По иронии судьбы, Тиль, фламандский народный герой, ближе к жертвенным богам древних мифов, чем Избранница. Ибо в отличие от Аттиса, Осириса и других мужских божеств, принесенных на алтарь европейских и ближневосточных богинь плодородия, пасхальная жертва в «Весне священной» – девушка. Ни в античных мифах, ни в славянских верованиях не было прецедента женского жертвоприношения.

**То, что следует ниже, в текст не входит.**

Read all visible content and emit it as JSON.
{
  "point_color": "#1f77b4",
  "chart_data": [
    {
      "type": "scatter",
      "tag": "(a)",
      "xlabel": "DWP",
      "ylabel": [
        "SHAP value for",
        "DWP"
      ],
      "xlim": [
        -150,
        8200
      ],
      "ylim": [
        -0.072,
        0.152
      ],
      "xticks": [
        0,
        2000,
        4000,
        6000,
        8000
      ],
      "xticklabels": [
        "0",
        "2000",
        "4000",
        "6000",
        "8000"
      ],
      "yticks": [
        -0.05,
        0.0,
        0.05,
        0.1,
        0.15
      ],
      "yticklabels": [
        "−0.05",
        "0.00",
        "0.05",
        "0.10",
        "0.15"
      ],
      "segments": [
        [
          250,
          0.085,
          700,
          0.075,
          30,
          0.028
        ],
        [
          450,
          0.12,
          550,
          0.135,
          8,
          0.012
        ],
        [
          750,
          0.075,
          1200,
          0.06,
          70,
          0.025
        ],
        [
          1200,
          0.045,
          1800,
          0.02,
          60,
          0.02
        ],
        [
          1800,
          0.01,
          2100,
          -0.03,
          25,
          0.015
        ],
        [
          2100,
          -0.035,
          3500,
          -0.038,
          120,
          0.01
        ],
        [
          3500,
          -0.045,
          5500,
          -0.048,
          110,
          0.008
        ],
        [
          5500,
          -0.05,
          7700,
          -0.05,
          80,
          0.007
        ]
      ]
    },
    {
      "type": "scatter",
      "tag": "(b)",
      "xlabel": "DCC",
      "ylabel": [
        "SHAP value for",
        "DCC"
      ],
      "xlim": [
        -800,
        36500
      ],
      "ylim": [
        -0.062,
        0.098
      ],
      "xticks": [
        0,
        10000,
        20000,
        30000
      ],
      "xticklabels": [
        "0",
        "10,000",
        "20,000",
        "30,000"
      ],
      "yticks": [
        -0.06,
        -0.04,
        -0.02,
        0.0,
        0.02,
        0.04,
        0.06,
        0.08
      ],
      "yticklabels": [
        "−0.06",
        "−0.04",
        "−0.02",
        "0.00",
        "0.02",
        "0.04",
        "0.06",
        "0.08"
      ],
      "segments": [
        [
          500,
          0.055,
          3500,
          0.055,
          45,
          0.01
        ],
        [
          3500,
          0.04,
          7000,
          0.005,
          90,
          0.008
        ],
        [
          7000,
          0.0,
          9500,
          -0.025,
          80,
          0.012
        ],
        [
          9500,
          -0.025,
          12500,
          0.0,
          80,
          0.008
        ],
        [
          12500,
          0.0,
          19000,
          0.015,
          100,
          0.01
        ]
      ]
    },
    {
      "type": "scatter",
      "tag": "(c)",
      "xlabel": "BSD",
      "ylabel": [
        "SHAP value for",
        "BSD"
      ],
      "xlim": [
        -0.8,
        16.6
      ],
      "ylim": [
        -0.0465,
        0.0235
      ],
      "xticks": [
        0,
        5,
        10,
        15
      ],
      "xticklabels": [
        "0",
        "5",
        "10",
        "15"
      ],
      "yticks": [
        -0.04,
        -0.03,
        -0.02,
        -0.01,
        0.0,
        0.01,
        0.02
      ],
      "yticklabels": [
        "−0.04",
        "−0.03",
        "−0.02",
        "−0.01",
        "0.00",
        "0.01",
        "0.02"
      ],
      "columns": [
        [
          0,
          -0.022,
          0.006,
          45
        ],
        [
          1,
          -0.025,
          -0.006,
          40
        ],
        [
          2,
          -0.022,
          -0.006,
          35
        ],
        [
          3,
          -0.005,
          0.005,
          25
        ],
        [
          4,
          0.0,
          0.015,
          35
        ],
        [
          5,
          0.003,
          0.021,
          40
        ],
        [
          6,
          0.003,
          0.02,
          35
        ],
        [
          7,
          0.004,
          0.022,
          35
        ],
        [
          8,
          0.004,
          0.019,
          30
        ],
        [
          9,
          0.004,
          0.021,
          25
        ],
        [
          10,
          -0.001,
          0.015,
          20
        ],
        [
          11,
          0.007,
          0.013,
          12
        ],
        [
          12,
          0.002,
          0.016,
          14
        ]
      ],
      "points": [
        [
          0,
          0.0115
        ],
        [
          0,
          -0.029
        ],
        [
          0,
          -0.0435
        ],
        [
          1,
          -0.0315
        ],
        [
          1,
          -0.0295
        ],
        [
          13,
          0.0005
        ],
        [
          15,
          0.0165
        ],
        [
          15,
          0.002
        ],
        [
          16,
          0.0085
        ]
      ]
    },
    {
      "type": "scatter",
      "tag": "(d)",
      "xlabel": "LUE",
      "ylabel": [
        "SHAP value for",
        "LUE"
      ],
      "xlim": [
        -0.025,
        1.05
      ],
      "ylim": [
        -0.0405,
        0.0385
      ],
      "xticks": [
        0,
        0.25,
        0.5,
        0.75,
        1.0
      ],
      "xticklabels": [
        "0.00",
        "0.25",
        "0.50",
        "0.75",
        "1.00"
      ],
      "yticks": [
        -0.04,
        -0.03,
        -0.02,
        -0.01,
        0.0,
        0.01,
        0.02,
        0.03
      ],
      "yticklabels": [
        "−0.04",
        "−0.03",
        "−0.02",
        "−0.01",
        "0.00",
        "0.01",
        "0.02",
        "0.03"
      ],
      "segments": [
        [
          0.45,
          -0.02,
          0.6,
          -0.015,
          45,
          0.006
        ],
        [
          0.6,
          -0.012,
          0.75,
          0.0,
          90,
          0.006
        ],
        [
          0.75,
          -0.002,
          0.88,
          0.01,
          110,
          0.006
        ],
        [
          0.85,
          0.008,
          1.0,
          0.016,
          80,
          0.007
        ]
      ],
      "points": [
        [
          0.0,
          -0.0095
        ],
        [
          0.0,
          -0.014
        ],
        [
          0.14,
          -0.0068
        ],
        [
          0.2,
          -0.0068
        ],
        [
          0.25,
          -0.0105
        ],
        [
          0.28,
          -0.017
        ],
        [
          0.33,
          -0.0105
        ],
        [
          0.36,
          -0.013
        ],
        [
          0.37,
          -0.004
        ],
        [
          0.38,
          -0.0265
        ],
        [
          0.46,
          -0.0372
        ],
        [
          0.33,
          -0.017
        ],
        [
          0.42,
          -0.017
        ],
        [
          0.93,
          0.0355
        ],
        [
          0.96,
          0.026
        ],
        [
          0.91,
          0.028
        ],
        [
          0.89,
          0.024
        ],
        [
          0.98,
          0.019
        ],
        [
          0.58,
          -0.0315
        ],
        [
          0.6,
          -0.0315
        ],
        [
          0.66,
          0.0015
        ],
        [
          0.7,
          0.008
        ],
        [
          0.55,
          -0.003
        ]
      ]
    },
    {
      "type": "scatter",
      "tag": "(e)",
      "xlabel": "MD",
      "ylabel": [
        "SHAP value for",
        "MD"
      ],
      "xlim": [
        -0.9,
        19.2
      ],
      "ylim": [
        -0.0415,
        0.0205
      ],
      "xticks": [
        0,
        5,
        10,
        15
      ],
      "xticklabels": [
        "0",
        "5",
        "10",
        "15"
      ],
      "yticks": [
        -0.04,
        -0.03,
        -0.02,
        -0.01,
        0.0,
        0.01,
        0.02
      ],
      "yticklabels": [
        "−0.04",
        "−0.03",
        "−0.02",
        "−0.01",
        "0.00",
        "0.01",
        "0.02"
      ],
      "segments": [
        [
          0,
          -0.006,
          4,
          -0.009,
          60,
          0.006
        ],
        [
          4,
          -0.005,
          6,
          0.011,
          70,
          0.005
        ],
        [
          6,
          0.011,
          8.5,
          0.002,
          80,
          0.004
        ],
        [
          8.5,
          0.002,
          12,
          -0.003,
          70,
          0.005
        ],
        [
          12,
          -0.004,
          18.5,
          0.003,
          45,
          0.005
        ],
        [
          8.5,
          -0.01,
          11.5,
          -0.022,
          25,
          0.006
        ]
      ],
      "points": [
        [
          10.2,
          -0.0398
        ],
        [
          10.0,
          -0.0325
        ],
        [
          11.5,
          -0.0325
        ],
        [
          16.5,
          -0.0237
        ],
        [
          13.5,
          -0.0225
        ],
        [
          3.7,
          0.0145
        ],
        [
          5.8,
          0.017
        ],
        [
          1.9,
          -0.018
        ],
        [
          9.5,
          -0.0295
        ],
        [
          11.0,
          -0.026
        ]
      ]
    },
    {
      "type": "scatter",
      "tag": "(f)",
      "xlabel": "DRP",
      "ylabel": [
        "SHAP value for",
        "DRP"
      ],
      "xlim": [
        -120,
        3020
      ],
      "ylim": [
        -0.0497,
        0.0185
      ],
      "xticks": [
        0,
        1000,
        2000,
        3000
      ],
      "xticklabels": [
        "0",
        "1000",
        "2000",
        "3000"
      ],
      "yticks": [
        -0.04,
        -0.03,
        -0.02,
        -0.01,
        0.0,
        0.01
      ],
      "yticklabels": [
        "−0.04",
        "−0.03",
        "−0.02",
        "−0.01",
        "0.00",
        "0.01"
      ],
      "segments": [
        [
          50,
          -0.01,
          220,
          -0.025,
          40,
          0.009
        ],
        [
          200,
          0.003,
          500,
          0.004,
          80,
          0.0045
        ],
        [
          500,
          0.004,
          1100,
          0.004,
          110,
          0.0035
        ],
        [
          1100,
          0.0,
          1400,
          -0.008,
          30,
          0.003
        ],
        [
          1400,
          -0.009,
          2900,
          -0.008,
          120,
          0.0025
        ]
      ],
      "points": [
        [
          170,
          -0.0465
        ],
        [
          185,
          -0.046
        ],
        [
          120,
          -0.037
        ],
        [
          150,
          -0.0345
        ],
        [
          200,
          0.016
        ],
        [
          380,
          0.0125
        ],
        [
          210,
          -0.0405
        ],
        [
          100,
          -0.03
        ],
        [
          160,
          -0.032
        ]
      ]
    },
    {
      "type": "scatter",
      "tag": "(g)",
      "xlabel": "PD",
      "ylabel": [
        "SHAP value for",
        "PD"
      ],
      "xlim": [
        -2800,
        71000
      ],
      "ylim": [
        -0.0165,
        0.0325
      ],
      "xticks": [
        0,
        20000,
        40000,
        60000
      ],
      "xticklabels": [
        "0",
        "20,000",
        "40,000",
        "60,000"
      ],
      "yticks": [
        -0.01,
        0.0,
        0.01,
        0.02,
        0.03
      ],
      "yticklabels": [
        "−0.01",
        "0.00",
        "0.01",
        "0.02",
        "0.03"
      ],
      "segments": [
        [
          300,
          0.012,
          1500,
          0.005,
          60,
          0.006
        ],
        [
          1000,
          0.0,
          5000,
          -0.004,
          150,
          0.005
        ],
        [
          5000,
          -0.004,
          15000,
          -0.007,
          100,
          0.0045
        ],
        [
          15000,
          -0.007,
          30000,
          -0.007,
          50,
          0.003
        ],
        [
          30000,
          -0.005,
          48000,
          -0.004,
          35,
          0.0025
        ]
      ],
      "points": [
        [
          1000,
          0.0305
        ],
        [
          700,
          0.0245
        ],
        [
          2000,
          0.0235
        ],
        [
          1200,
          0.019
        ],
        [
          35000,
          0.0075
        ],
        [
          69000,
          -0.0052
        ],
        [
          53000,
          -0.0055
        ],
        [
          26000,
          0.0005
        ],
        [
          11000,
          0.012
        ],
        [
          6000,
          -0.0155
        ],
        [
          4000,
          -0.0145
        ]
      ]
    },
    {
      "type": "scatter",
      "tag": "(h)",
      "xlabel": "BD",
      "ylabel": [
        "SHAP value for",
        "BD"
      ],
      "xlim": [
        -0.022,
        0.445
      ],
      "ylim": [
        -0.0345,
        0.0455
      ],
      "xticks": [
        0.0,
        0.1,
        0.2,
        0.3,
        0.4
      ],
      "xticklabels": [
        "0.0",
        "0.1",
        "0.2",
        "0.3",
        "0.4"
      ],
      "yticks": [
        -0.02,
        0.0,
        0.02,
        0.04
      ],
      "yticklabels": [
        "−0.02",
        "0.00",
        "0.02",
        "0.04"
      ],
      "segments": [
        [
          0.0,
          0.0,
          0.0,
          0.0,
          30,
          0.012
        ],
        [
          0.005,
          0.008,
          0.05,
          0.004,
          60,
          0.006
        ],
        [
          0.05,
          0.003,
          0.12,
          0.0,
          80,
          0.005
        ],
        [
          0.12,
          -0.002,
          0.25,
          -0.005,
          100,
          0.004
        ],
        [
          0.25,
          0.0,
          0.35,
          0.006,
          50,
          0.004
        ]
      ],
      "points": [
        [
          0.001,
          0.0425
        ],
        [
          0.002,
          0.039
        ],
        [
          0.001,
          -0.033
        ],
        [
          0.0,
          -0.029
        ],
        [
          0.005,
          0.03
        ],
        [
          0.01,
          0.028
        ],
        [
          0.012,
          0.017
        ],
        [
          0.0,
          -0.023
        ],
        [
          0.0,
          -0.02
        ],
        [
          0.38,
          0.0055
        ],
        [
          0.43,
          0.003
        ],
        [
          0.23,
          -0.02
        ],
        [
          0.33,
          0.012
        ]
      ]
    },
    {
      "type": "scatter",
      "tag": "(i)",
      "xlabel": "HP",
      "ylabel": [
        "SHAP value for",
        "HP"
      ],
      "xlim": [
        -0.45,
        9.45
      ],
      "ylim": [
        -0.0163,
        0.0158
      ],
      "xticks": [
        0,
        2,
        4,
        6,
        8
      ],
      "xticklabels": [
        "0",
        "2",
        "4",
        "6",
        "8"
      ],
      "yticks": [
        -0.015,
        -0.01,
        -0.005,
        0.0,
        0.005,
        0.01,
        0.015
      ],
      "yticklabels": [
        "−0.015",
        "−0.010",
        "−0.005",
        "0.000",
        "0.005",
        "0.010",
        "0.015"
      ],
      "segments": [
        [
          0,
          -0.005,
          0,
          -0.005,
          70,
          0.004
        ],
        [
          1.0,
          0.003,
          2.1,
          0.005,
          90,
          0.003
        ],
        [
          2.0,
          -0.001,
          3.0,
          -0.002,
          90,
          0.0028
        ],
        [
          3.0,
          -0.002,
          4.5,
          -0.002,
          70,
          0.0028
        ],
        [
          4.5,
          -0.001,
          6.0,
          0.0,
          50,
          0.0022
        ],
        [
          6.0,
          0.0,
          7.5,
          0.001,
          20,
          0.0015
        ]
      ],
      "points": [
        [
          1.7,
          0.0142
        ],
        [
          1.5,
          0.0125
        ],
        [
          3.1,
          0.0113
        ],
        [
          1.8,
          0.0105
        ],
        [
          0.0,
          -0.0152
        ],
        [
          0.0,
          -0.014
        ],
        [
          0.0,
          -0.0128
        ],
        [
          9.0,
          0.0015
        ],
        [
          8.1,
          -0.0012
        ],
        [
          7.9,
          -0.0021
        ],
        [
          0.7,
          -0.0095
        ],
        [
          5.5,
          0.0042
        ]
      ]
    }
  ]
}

Лишь у мексиканских ацтеков, где девушек-рабынь и благородных дев убивали жрецы Богини Маиса, можно найти прообраз такого обряда, но создатели «Весны священной» никогда не упоминали об этом кровавом ритуале[194]. Придуманная Стравинским, стилизованная под древность Рерихом и оживленная Нижинским, Избранница была рождена началом XX века – и состояла в родстве с выдуманными мифами Уильяма Батлера Йейтса, Томаса Стерна Элиота и Зигмунда Фрейда. Действительно, труд последнего «Тотем и табу», представленный публике в тот же год, что и «Весна священная», также обращается к темам человеческого жертвоприношения – в данном случае убийства первобытного отца, а не первобытной дочери. В центре воссозданного мифа балета – наваждение времен fin de siècle[195], связанное с образом «женственного» артиста, которое было слабостью символистской литературы, живописи и драмы. Однако в «Весне священной» этот образ был смягчен; лишенный андрогинности, он принял форму «безопасного» обличья молодой девушки – традиционного балетного средства искупительной жертвы. Избранница – Жизель, примитивизированная в духе времен Золотой Орды, – прежде всего была плодом мужского плотского желания XX века.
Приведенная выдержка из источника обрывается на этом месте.